Smoking anything at all is verboten in the subway, but this guy looked … kinda homeless. He had an old, dirty trench coat on and a dazed expression on his face, and those Velcro sneakers that only homeless people seem to have access to anymore. (Is there a special store? Either that, or Velcro sneakers are what the cockroaches will be wearing when they take over after the Apocalypse.)
At first, of course, I assumed that he was smoking a cigarette, but then I realized it was glass. A one hitter? I thought, going back to my college days. And then a wave of chemical stink wafted over me and I realized that he was smoking crack – was blowing it, in fact, in my face. Crack in my face!

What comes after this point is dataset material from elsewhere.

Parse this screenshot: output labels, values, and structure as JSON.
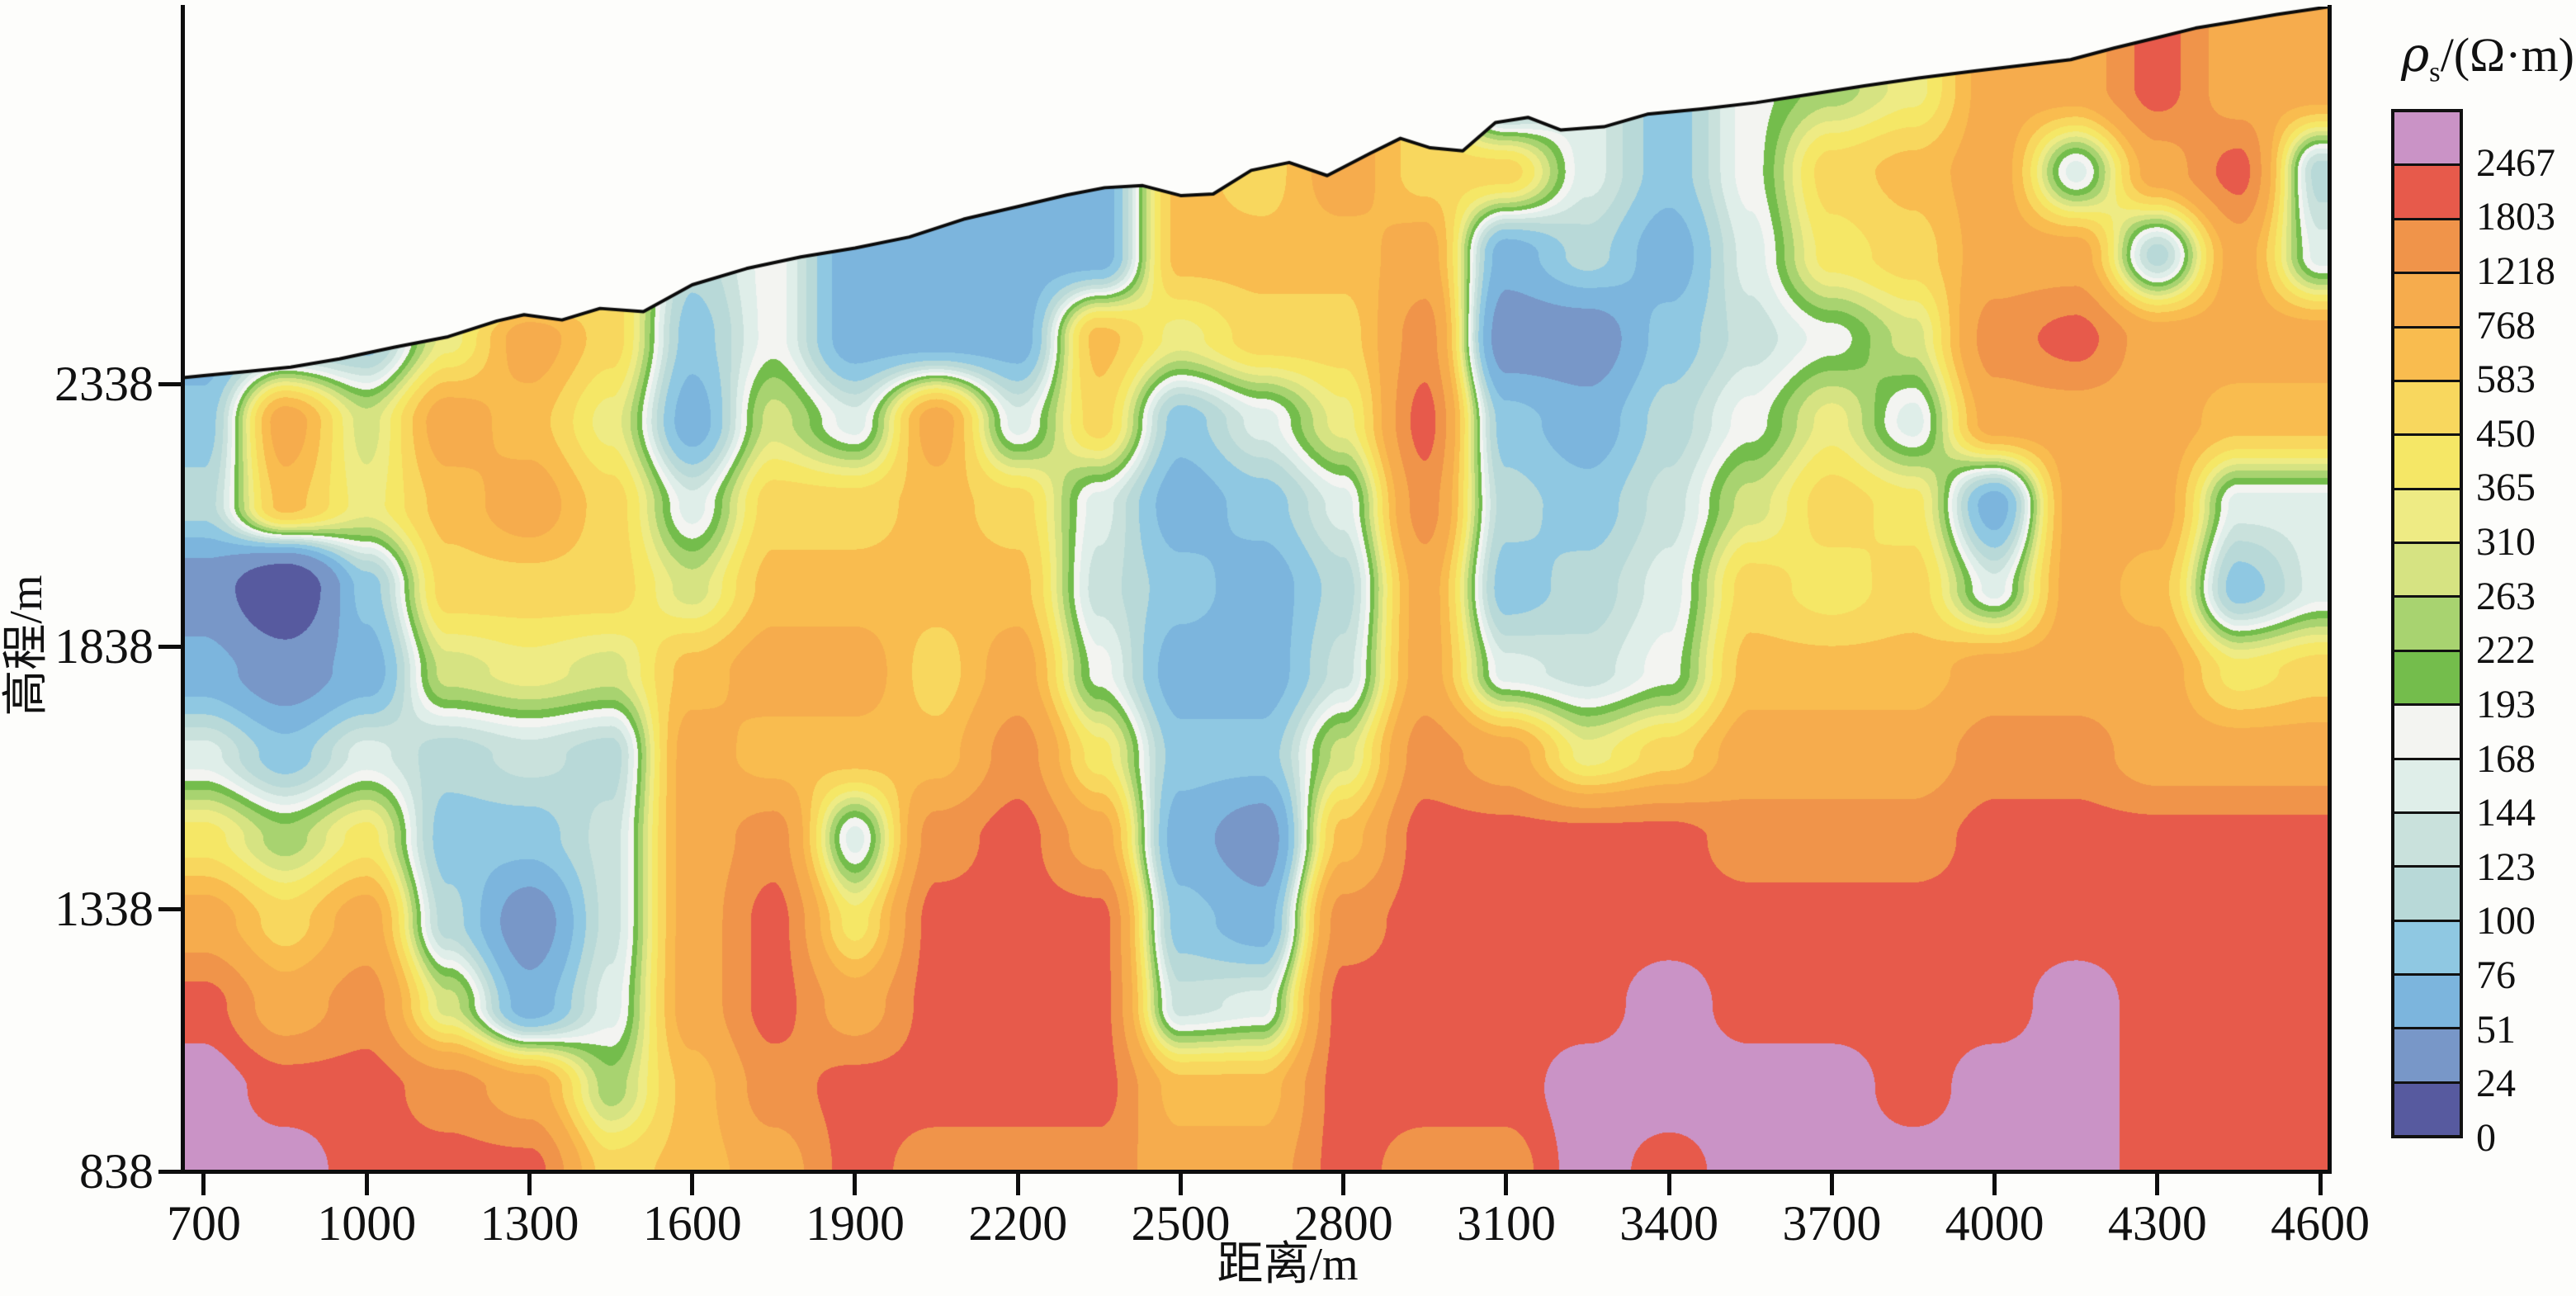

“We need to move,” I whispered to Adam.
“What is that?” he asked, as we shuffled nonchalantly down the platform.
“I think it’s crack!”
“Wow. I’ve never seen crack before!”
“Like I have? Oh, don’t look at me like that.” It’s a great joke between us that, as the partner who did not join the Marine Corps at 18, I am a dissipated person who might have been up to almost anything before we got together.
“I sort of want to make a citizen’s arrest. I wonder if we should go upstairs and see if there are any cops around.”
This being Park Slope, there were cops around. They appeared maybe three minutes later, looking more pissed off than I have ever seen cops look. But by then, Cracky had pulled a disappearing act – had, so to speak, gone up in smoke.
What an exciting spring I’m having so far! Who wants to go hail a bus?